The facility includes a 500-seat auditorium, conference center, library, cafeteria, fitness center, multiple laboratories, 10,000-sq-ft data center, forecasting areas, media room and office space.
Designed to achieve LEED-Silver certification, the facility features a unitized curtain wall with custom exterior sunshades, a five-story atrium and green roofs on approximately two-thirds of the building.
Among its most unique features is a four-story waterfall that transfers rainwater from the membrane roofs to onsite bio-retention gardens. The feature was designed to utilize 30 stainless steel cables, attached with turnbuckles at the top and bottom, to guide the water like a "rain chain" from the rooftop scupper down to a perforated, precast concrete basin in the garden.
Careful studies by the design team took into account the water volume and flow rate from the roof and the capabilities of the bio-retention area to absorb the water. However, once it came time to build the feature, designers and contractors had to collaborate to fine-tune it. The flow rate from the large, steeply canted roof was initially too fast and needed to be modified with roof diverters. The four-story waterfall was not fully contained by the cables and sprayed on the curtain wall. The construction team solved the problem by narrowing the scupper's opening to the cables to better direct the flow downward.
Other features include a wind sculpture, pedestrian plazas, walkways and a 700-car parking garage.
"Many elements of the design interact with the weather," Schwabacher says. "When it rains, the waterfall flows. When the wind blows, the sculpture is activated."

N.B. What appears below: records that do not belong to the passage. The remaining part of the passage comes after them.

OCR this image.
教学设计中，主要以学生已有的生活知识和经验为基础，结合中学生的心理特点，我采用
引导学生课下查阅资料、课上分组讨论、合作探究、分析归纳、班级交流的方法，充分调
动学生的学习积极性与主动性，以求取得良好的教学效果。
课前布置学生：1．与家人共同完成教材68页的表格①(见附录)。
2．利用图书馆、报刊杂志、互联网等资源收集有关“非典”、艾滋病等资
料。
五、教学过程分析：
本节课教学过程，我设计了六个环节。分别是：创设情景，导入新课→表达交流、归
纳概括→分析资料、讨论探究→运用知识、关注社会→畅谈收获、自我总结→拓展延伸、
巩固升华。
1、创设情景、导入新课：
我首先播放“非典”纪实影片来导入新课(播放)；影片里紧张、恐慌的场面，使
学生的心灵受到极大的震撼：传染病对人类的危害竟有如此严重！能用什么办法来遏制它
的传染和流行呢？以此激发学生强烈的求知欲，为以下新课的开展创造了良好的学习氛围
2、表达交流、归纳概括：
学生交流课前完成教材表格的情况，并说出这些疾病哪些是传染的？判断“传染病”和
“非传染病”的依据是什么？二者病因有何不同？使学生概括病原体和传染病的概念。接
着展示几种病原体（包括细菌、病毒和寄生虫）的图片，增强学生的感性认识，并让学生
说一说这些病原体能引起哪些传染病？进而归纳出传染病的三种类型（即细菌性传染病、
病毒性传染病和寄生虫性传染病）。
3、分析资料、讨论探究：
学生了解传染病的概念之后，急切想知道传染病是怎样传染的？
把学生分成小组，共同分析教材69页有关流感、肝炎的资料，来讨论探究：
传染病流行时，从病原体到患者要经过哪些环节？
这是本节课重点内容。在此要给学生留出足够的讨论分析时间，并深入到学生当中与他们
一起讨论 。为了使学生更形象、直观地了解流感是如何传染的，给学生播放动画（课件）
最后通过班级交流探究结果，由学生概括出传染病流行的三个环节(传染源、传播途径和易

NOAA Center for Weather & Climate Prediction Riverdale Park, Md.
General Contractor: Skanska USA Building, Rockville, Md.
Owner: NOAA MD, Williamsville, N.Y.
Lead Design: HOK, Washington, D.C.
Client: General Services Administration, Washington, D.C.
Structural Engineer: Walter P Moore and Associates, Washington, D.C.
Civil Engineer: A. Morton Thomas and Associates, Rockville, Md.
MEP: Vanderweil Engineers; Washington, D.C.